Eine nennenswerte Ausnahme ist die Entscheidung zum Tragen des Niqabs während der Einbürgerungszeremonie. Diese “Niqab-Debatte” wurde von den Konservativen 2015 aus wahltaktischen Gründen ausgelöst, aber wohl auch aus längerfristigen strategischen Überlegungen heraus vorangetrieben. Es handelt sich hierbei um die kanadischen Ableger der in Deutschland hinter Pegida und AFD gebündelten Abneigung der Modernitätsverlierer gegenüber Muslimen und den gefühlten Auswüchsen eines ungehinderten Multikulturalismus.

Nennenswert ist darüber hinaus, dass auch pure libertäre Positionen (“Mad Max”, Ende der Transferzahlungen im Gesundheitswesen, Stärkung der Fraktion gegenüber der Regierung), also eine weitere Verschiebung in Richtung oben und rechts, durchaus zur Debatte steht. Diese Richtung wird vor allem von jüngeren Mitgliedern, und einem Teil der Konservativen Partei in Québec und British Columbia getragen (wo religiös-autoritäre Ansätze mehrheitlich auf Ablehnung stoßen).

Die strategische Lage des Bloc Québécois

Bei der separatistischen Partei Bloc Québécois (BQ) geht es, wie bei ihrer Schwesterpartei auf Provinzebene, der Parti Québécois (PQ), hauptsächlich um die Frage, in wie weit identitäre Fragen (Niqab-Debatte und Charter of values) die traditionelle Lebenswelt der Unabhängigkeitsbewegung (in der sozialdemokratischen Mitte) verdrängen.

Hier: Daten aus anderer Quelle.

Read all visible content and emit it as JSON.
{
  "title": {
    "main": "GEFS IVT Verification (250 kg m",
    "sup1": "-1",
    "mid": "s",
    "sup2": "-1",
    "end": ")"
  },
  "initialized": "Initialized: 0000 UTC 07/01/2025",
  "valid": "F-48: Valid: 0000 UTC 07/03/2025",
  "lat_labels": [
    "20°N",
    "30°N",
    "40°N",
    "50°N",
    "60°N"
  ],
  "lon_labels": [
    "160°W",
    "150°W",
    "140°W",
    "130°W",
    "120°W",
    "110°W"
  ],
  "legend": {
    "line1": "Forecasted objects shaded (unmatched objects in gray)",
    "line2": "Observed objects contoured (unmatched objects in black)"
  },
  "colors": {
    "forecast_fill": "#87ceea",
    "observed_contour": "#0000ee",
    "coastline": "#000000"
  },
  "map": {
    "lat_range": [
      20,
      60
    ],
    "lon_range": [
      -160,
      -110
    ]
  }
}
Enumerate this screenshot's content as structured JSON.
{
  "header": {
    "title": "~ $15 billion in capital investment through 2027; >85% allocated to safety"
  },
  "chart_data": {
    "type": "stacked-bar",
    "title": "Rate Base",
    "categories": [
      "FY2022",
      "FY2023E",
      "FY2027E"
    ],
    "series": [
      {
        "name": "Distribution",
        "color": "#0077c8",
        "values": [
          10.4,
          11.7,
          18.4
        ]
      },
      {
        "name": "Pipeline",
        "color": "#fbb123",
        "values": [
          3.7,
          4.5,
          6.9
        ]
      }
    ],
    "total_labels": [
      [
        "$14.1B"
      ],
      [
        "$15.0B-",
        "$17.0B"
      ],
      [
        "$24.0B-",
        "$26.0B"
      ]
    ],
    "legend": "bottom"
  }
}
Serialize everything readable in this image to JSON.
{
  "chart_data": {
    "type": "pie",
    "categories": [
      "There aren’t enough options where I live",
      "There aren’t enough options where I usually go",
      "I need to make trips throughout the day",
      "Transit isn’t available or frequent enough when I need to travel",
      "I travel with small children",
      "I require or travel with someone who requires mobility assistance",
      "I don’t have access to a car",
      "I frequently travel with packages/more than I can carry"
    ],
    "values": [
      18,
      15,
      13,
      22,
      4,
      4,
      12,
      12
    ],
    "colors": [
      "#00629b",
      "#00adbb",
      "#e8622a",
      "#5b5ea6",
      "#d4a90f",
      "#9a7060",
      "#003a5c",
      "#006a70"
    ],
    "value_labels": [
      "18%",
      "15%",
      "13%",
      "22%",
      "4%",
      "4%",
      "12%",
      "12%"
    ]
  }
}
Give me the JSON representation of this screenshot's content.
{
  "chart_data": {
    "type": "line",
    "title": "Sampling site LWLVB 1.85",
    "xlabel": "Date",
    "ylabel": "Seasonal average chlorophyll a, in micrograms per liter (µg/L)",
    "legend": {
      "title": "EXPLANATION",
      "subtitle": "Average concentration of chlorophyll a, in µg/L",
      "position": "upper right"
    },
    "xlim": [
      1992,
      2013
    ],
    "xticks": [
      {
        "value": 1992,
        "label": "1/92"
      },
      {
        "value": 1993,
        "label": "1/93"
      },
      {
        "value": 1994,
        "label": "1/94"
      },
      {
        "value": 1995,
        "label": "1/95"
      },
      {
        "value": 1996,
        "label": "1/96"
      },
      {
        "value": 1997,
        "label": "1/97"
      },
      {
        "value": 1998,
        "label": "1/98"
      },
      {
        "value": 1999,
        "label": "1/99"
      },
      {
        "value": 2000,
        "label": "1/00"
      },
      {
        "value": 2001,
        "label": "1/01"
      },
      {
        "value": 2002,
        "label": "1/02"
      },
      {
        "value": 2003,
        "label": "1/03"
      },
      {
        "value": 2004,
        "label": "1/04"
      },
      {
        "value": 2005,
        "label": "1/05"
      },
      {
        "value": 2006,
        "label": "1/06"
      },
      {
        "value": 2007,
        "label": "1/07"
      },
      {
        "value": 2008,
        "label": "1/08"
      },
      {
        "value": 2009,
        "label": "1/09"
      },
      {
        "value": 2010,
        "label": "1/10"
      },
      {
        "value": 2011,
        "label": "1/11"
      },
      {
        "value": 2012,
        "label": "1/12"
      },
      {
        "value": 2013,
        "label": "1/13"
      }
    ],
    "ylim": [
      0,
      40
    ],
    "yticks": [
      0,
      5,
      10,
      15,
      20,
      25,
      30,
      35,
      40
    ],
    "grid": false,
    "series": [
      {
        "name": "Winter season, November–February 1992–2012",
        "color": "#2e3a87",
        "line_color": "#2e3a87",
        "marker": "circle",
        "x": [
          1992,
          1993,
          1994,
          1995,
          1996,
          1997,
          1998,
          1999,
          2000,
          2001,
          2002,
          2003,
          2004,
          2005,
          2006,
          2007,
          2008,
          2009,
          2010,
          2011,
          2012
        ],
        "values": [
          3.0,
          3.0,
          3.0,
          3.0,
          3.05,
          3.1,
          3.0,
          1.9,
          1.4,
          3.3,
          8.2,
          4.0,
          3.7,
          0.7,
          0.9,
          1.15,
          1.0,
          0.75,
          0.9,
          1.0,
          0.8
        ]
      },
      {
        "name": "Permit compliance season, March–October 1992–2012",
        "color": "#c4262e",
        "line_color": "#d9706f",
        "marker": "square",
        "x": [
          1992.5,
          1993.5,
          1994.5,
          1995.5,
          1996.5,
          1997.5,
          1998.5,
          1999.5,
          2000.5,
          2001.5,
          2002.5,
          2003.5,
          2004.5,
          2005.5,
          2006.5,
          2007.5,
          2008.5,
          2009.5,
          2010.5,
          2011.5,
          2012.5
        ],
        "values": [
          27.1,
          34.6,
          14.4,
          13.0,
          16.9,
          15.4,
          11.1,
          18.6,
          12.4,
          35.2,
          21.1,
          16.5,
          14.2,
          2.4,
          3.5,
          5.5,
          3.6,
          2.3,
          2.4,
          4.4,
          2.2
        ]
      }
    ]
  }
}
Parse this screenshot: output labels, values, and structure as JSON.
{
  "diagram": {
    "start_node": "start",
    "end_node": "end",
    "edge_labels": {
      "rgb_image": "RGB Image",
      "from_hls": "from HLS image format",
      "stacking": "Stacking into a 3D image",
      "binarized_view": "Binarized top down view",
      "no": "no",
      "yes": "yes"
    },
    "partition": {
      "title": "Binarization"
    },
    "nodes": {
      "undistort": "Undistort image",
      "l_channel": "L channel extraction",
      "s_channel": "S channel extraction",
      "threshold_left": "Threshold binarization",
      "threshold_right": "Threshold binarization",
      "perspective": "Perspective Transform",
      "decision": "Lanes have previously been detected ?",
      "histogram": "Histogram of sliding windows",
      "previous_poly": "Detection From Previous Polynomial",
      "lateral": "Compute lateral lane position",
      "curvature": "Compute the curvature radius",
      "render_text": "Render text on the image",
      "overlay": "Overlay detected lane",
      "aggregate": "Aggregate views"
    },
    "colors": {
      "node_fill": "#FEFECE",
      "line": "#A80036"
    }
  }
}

Bei der Wahl eines neuen PQ-Vorsitzenden im Oktober 2016 hat sich jedenfalls der identitär-autoritäre Pol durchgesetzt. Es bleibt abzuwarten, ob diese strategische Ausrichtung der Schwesterpartei auch für die 2017 anstehende Wahl eines neuen Vorsitzenden auf Bundesebene tonangebend sein wird. Ebenfalls möglich wäre nämlich eine Wendung nach links (“degrowth”), basierend auf einer Fundamentalopposition gegenüber Großprojekten im Ressourcensektor (z.B. der Pipeline Energy East) sowie, um die NDP in Québec unter Druck zu setzen.

Die strategische Lage der Grünen

Die Grünen treten in Kanada zwar (im Gegensatz zum Bloc Québécois) bundesweit an, müssen ob des Mehrheitswahlrechts jedoch als regionale Partei angesehen werden, die vor allem in British Columbia angesiedelt ist. Dort findet sich der einzige Sitz (von Parteichefin Elizabeth May) und dort finden sich auch die einzigen weiteren potentiellen Sitze, in denen sich die Grünen vor allem mit den Liberalen und New Democrats um dieselbe Wählerschaft bemüht. Dementsprechend stehen bei der strategischen Ausrichtung regionale Themen  (z.B. Ölpipelines und Erdgasverschiffung an der Westküste), sowie libertäre Positionen zu Cannabis, Prostitution, Injektionskliniken und ähnlichem, im Vordergrund. Der Balanceakt liegt dabei, trotz klarer Profilierung Linksaußen, in mehreren Wahlkreisen mehrheitsfähig zu bleiben, und Themen wie Green Growth nicht allein der NDP und den Liberalen zu überlassen.